Wenn es darum gehe, aus einer innovativen Idee «The next big thing» zu machen, also einen Weltkonzern wie Apple, Google oder Amazon aus dem Boden zu stampfen, dann lasse Europa die Start-ups oft im Stich. Nicht so in den USA oder auch in China: Hier pumpen private Investoren Hunderte von Millionen Dollar in vielversprechende Kleinfirmen.
Scheitern muss möglich sein
Klappt es, entsteht daraus ein neuer Weltmarktführer, geht es schief, ist das auch nicht weiter schlimm, wie Schneider-Ammann aus eigener Erfahrung weiss: «Wer in Kalifornien auf die Schnauze fällt, der ist wer», erklärt der Schweizer Wirtschaftsminister. «Das ist mir auch passiert und ich habe dabei viel Geld verloren.» Und wohl auch viel gelernt! Nicht so hierzulande: «In der Schweiz sind sie auf ewig gezeichnet, wenn sie mit einem Projekt scheitern.»
Den Europäern fehlt also die Kultur des Scheiterns. Und oftmals scheitern sie an ihrer Bescheidenheit, denn europäische Firmen denken regional, haben keine Vision, wie sie zum globalen Giganten aufsteigen könnten.

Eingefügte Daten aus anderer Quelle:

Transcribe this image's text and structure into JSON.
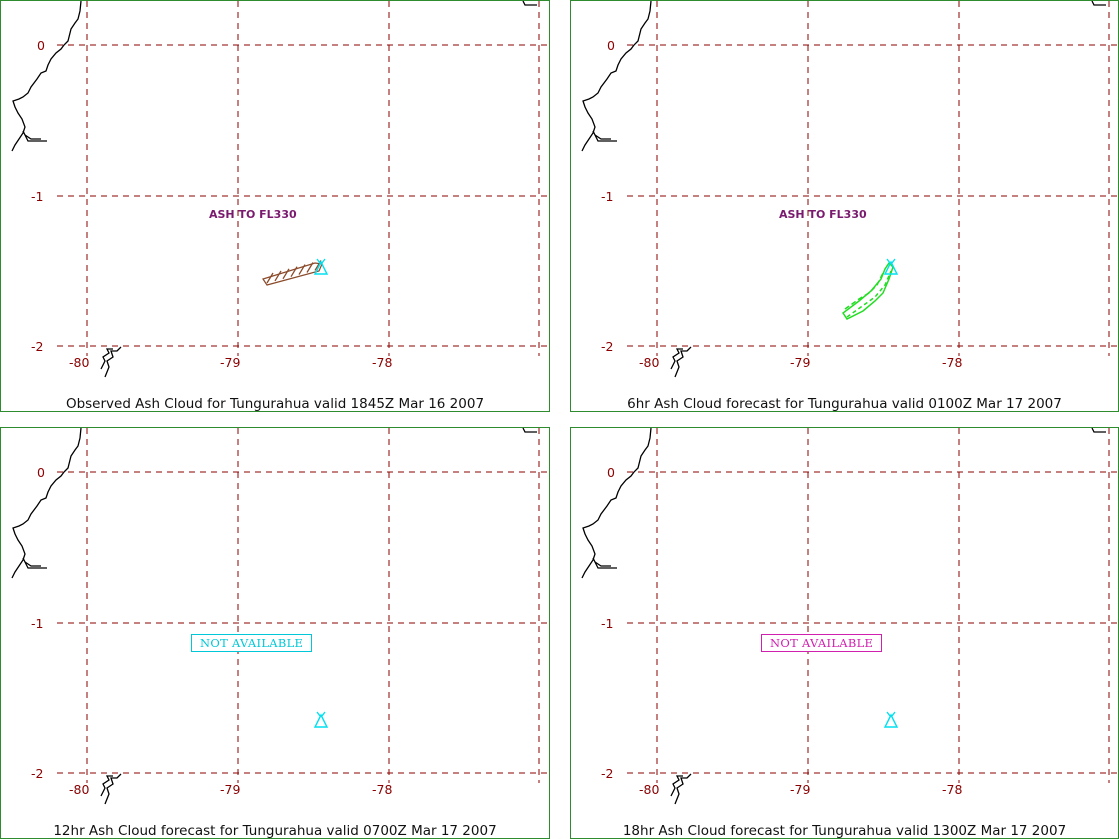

Beispiele aus der Diskussion: MyTaxi wollte den Taxi-Service in ein paar deutschen Städten verbessern, Uber auf der ganzen Welt. Heute ist Uber global in aller Munde, MyTaxi besetzt – erfolgreich — eine Nische in Deutschland. Die Tourismus-Plattform Booking.com war ursprünglich eine niederländische Firma, startete erst richtig durch, als sie in die USA verkauft wurde. Amerikanische Firmen denken am Anfang an den Weltmarkt!
Schlüsseltechnologien zurückholen
Was also tun? Alle Wirtschaftsminister sehen die Digitalisierung als eine grosse Chance für Europa, Jobs aus den Tieflohnländern Asiens wieder zurückzuholen. «Europa darf Schlüsseltechnologien nicht den Asiaten überlassen. Es kann nicht sein, dass in Europa keine Computer-Chips oder Batterien für Elektromobile produziert werden», erklärt die Österreicherin Schramböck. Denn was heute zähle, seien nicht mehr die Lohnkosten, sondern die Innovationskraft und die digitale Kompetenz.

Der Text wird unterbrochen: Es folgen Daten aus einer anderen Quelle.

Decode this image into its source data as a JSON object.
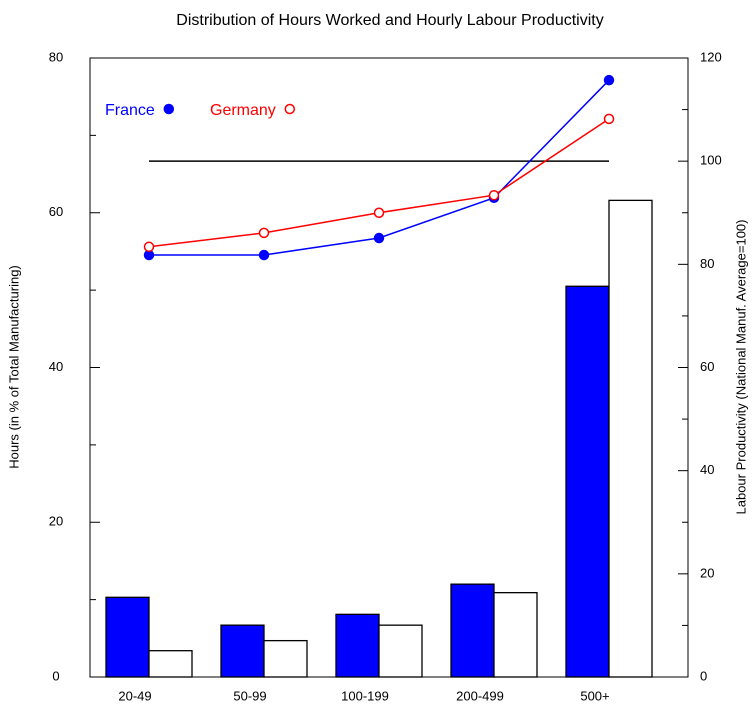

Wie schnell sich diese aufbauen lässt, skizziert Daniel Risch. Liechtenstein hat rasch ein Gesetz zur Förderung der Blockchain-Technologie in die Vernehmlassung geschickt, um gute Rahmen- und Start-Bedingungen für neue Firmen in diesem Bereich zu schaffen. Und der deutsche Wirtschaftsminister träumt gar von einer Art «Airbus für künstliche Intelligenz», also einem Unternehmen, das nach amerikanischem Vorbild innovative Firmen aufkauft und ihren Technologien zum Durchbruch verhilft – mit viel Geld und grosser industrieller Schlagkraft.
Keine Angst vor Digitalisierung
Naturgemäss bescheidener gibt sich der Schweizer Wirtschaftsminister. Er weiss, dass der Grossteil der Schweizer Firmen KMU sind, die nicht gleich wirtschaften können wie die US-Internet-Giganten. «Wir müssen so attraktive Rahmenbedingungen für KMU schaffen, dass die Jobs und die Wertschöpfung in der Schweiz bleiben.» Sonst bestünde die Gefahr, dass noch mehr Spezialisten zu Google & Co. abwanderten.

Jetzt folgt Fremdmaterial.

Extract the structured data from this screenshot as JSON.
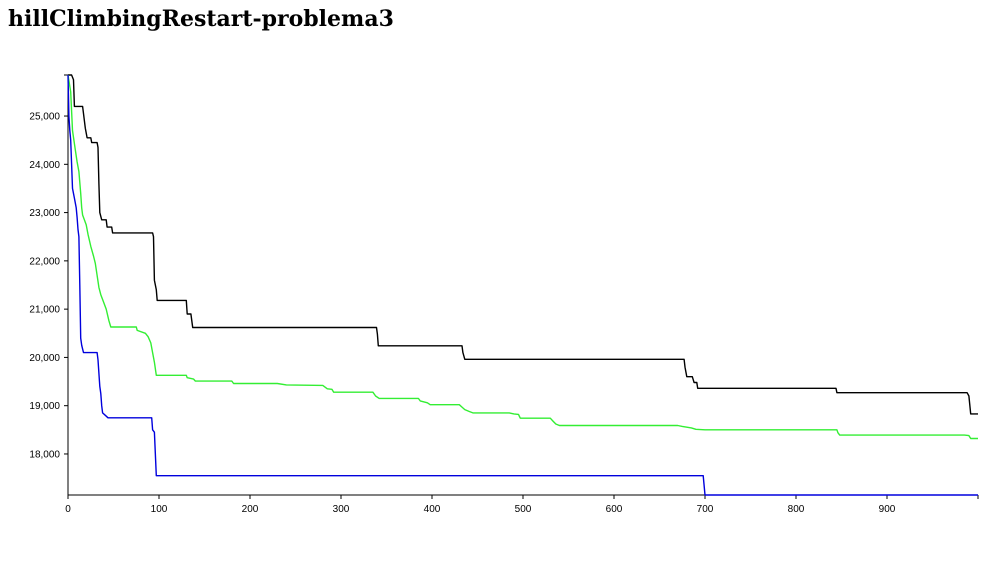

Auch in Österreich ist der Mittelstand stark. Deshalb ruft Schramböck dazu auf, die Ängste gegenüber der Digitalisierung abzubauen: «Wir müssen weg von der digitalen Angstgesellschaft hin zur digitalen Vertrauensgesellschaft!» Ein Appell, der auch in der Schweiz auf viele offene Ohren treffen dürfte.